The study identified information overload and constant task switching as some of the main drivers of brain fry. In particular, the most draining aspect of using AI to automate work was oversight, or the need to constantly supervise the AI tools, with some overseeing multiple AI agents at the same time.
 

cmartinez

Joined Jan 17, 2007
8,762
Participants will need to provide a video of themselves along with government identification. YouTube will then notify participants on YouTube Studio of deepfake videos that show a likeness to their appearance. The participants can flag the content and request removal. Users who have not received the invitation to register for the tool can reach out to YouTube directly.
 

nsaspook

Joined Aug 27, 2009
16,325
"High blast radius"

https://arstechnica.com/ai/2026/03/...or-engineers-sign-off-on-ai-assisted-changes/
After outages, Amazon to make
After outages, Amazon to make senior engineers sign off on AI-assisted changes
AWS has suffered at least two incidents linked to the use of AI coding assistants.
...
Amazon’s ecommerce business has summoned a large group of engineers to a meeting on Tuesday for a “deep dive” into a spate of outages, including incidents tied to the use of AI coding tools.

The online retail giant said there had been a “trend of incidents” in recent months, characterized by a “high blast radius” and “Gen-AI assisted changes” among other factors, according to a briefing note for the meeting seen by the FT.

Under “contributing factors” the note included “novel GenAI usage for which best practices and safeguards are not yet fully established.”

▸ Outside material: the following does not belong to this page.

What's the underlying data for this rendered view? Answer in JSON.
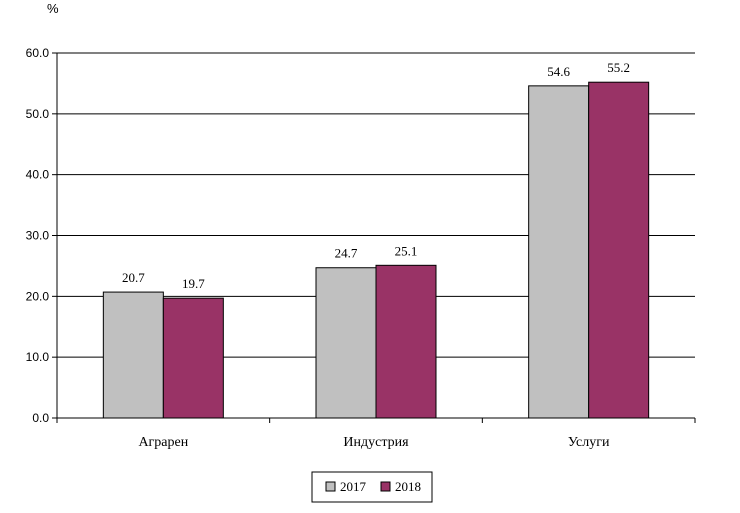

“Folks, as you likely know, the availability of the site and related infrastructure has not been good recently,” Dave Treadwell, a senior vice-president at the group, told employees in an email, also seen by the FT.
So they want to waste senior engineering time babysitting ai-slop instead of actually doing productive work.
 

WBahn

Joined Mar 31, 2012
32,840
"High blast radius"

https://arstechnica.com/ai/2026/03/...or-engineers-sign-off-on-ai-assisted-changes/


So they want to waste senior engineering time babysitting ai-slop instead of actually doing productive work.
This is yet another example of naive insanity.

In order for a senior engineer to properly and effectively supervise the work of less skilled engineers, the senior engineer should be capable of doing the work. But how do they gain the necessary skills and competence to do the work? By having done the work! We would never think that it would be a good idea to hire inexperienced engineers to be technical supervisors over error-prone engineering teams. Yet that is exactly what we are setting up when we want to have low-level "engineers" use AI-tools to do the work for them and then expect those people to move into senior engineer positions and then "supervise" other engineers making sure that their use of AI-tools is appropriate, when they themselves never learned how to do the job without relying on AI tools.